Davos, a parole, è nato con scopi alti e nobili, poi ha assunto la sua vera postura, una passerella di “Woke bolliti” (politici, finanzieri, economisti, supermanager, regolatori, intellò) che discutono argomenti seri come fossero al bar dell’oratorio.
Dibattono su Report di consulenti strapagati, su divertenti copia-incolla assemblati, come quel piatto-fuffa che nelle pizzerie chiamano “insalatona” (8 €), nei ristoranti tristellati “insalata 51” (60 € per 51 foglioline, germogli appena nati, cereali invecchiati), assemblati come fanno in Oriente con le sculture vegetali.
In contrapposizione al WEF, è nato lo speculare WSF (“social” in luogo di “economic”). Un cine-panettone l’uno, un presunto film d’essais l’altro.
L’ong inglese Oxfam (WSF?), con perfetto tempismo, ha pubblicato due dati che per anni forniranno sintesi magiche per i talk show. Eccoli: 1. Circa 60 milioni di ricchi hanno accumulato un patrimonio pari a quelli del 99% della popolazione mondiale (circa 7,5 miliardi); 2. I più ricchi dei ricchi, appena 62 individui, posseggono ricchezze pari a quelli del 50% della popolazione mondiale, cioè 3,5 miliardi di persone.
Questi woke dalle “ricchezze usuranti” sono figli del modello liberista? Certo, che piaccia o meno a tutt’oggi è il migliore su piazza, rispetto a quello statalista-comunista che dopo 70 anni di applicazione si afflosciò in modo indegno. Il tema non è il patrimonio dei ricchi, sacrosanto, ma sono le modalità con le quali viene costruito.

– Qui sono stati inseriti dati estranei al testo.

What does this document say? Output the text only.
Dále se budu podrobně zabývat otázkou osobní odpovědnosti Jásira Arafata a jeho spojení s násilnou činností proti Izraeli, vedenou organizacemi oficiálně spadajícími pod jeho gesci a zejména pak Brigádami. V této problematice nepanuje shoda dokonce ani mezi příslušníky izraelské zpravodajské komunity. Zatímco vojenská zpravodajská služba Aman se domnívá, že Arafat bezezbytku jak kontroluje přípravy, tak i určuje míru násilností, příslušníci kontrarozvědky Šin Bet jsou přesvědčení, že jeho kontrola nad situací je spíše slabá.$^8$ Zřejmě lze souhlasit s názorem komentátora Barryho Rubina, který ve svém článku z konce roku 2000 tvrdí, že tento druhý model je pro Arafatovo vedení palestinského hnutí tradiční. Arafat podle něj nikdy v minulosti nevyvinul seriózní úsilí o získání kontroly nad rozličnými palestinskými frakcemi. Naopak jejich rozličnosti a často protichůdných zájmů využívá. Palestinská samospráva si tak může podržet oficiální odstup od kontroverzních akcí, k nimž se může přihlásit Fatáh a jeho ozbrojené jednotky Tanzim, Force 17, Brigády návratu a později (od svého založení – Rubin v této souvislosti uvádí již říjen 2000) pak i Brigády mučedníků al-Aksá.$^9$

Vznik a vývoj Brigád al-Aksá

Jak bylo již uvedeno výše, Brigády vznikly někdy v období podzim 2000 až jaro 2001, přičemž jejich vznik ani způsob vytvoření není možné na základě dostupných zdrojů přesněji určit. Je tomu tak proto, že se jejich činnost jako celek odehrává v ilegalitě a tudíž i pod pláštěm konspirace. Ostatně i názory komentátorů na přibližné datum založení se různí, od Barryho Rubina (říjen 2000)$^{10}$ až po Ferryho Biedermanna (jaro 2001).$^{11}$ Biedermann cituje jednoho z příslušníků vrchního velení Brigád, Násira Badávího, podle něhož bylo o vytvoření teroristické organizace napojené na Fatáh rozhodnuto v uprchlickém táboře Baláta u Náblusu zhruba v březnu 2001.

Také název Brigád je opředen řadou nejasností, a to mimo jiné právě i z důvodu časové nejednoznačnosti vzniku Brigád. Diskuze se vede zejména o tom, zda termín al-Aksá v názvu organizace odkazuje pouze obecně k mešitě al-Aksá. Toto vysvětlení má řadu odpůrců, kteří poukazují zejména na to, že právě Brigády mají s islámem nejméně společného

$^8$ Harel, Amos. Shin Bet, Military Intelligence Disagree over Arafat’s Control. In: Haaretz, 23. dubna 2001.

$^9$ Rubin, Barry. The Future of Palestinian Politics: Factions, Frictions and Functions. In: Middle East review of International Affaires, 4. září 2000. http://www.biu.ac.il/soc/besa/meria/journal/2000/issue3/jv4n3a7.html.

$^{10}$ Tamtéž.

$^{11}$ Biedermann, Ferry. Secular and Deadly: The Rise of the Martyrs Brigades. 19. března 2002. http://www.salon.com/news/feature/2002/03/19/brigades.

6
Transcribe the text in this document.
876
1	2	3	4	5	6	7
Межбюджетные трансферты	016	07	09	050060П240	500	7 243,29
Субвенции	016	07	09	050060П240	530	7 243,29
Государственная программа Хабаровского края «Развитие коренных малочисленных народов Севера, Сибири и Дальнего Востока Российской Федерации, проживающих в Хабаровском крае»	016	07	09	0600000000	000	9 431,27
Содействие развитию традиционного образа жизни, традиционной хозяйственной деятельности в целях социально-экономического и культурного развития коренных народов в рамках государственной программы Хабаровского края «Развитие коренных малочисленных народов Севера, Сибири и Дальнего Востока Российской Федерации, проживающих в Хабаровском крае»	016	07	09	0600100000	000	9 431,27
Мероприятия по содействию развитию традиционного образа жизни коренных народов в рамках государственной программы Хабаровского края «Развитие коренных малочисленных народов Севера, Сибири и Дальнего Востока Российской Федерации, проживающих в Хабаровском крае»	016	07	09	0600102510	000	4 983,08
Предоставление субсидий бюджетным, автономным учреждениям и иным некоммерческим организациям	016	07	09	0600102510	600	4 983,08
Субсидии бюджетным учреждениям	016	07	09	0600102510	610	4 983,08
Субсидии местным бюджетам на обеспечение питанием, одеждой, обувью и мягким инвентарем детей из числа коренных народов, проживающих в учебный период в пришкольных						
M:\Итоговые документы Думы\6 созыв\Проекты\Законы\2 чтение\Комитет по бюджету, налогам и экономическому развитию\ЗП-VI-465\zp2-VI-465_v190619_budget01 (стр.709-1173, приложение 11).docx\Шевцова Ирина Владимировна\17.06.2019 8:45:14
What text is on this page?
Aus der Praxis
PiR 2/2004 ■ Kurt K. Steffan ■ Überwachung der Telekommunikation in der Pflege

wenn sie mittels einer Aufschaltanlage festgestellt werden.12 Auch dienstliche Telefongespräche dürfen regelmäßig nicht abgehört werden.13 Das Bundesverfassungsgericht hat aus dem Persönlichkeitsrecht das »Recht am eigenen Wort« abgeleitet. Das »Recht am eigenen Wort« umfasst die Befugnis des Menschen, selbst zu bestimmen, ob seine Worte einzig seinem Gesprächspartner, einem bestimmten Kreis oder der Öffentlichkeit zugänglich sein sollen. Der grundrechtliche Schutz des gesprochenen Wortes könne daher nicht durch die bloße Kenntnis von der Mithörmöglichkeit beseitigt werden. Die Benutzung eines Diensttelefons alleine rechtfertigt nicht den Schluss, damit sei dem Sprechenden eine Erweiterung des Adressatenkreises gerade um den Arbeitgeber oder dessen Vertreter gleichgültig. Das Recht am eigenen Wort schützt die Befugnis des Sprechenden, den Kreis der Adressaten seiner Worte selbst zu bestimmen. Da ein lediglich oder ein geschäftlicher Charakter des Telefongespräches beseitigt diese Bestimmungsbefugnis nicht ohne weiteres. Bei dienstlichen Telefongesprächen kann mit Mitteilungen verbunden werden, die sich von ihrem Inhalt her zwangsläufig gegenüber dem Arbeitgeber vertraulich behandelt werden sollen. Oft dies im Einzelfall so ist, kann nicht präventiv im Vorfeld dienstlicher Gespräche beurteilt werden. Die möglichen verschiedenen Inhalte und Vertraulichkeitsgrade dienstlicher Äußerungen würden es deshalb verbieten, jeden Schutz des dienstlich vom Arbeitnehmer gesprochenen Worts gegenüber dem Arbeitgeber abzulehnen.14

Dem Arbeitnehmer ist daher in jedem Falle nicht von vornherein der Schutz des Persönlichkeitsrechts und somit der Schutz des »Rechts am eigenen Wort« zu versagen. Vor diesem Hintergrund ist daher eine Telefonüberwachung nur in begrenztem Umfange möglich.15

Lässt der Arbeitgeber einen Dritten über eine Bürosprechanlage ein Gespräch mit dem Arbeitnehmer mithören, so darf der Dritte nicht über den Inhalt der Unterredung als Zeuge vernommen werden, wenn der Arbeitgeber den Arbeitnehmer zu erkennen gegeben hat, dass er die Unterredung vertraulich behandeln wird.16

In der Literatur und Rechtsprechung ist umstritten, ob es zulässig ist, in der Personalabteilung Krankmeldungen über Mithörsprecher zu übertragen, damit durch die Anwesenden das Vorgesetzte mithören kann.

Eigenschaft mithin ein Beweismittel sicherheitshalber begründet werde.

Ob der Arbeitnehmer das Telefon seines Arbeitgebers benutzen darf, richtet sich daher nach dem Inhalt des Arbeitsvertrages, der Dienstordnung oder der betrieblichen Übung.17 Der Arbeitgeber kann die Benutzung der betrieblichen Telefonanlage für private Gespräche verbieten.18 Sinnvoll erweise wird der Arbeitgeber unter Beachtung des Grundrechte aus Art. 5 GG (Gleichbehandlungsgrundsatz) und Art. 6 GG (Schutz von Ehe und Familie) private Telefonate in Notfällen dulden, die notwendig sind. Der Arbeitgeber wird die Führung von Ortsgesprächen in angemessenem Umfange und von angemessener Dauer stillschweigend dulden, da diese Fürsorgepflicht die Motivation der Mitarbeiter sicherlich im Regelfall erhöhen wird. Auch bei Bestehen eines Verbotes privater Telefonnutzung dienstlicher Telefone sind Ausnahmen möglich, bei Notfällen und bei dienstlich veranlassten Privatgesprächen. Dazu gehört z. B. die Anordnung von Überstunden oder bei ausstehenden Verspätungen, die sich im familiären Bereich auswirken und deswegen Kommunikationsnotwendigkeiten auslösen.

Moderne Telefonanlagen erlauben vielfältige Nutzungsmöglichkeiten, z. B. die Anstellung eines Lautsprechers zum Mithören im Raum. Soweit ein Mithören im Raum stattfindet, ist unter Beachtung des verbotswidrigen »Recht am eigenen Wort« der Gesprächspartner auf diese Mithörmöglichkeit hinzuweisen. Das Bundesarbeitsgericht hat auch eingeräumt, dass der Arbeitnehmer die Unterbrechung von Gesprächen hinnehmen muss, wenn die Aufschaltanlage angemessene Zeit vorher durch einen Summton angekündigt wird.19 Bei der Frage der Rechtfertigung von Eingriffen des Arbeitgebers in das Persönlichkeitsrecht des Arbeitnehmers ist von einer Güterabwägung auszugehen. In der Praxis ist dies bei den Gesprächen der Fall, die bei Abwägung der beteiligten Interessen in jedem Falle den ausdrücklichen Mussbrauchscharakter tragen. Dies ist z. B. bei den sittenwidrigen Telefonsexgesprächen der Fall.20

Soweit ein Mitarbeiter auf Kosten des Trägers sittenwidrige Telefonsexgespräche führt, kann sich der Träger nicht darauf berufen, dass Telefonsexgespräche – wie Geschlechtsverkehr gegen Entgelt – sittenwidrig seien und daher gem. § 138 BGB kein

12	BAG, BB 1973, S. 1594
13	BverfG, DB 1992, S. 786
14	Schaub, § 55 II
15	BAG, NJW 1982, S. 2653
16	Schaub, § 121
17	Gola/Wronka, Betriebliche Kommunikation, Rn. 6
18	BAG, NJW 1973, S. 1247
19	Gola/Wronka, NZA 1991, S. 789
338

Un esempio che conosco perché ho lavorato per lui, come consulente, Michele Ferrero (32° in classifica, con 23,4 mld). Un genio assoluto, mai conosciuto uno che fosse l’execution fatta persona. Un grandissimo innovatore di prodotti e al contempo un grandissimo uomo di marketing: due funzioni incompatibili nella stessa persona. Lui sì che ha costruito un immenso patrimonio, lo ha fatto euro su euro, rispettando le leggi, senza nessun aiuto dallo Stato, nessun rapporto con le Banche d’affari, con la Borsa, con la Politica, sempre al servizio dei clienti, rispettoso dei diritti del territorio albese e dei lavoratori (mai un’ora di Cassa, mai un licenziamento). Paternalista? Certo, paternalista, ma con i suoi quattrini. Un ricco che ha strameritato di essere ricco.
Esempio opposto. Alla morte di Steve Jobs (la vedova Jobs è 45°, con 19,5 mld), il New York Times (sic!) si chiedeva in modo pleonastico “Se Steve fosse vivo sarebbe in galera?” Certamente sì, lo dicono le carte. Che Jobs fosse un genio assoluto nessun dubbio, però ha finto per tutta la vita che il primo paragrafo del Sherman Antitrust Act non esistesse, si dice abbia compiuto una lunga serie di reati, uno per tutti, lo dice il NYT, le “opzioni retrodatate”. Sapendolo molto malato, i magistrati hanno tirato per le lunghe le indagini in modo che morisse da uomo libero e non da criminale? Così tutti i suoi colleghi della Silicon Valley, di Wall Street, etc., appena gratti un pò, i mitici CEO appaiono essere ciò che sono: Oligarchi. Ricchi che non hanno il diritto morale di essere ricchi.
Un Cameo ultra ottimista questo del 2016? Dopo appena sei anni, dopo una gestione sciagurata della Pandemia e della Guerra Ucraina, il CEO capitalism a gestione occidentale ha portato l’Occidente a perdere la leadership del Mondo, facendolo precipitare nel multipolarismo.
Presto agli Stati Uniti si aggiungeranno Cina, Russia, India, ognuno con il loro Swift e la loro moneta di riferimento, i loro accordi capestro, il loro articolo 5, soprattutto con un nuovo paradigma che metterà l’Occidente al posto che le spetta. Sarà la fine del nostro velleitario stile di vita simil Davos? Auguriamocelo. Prosit!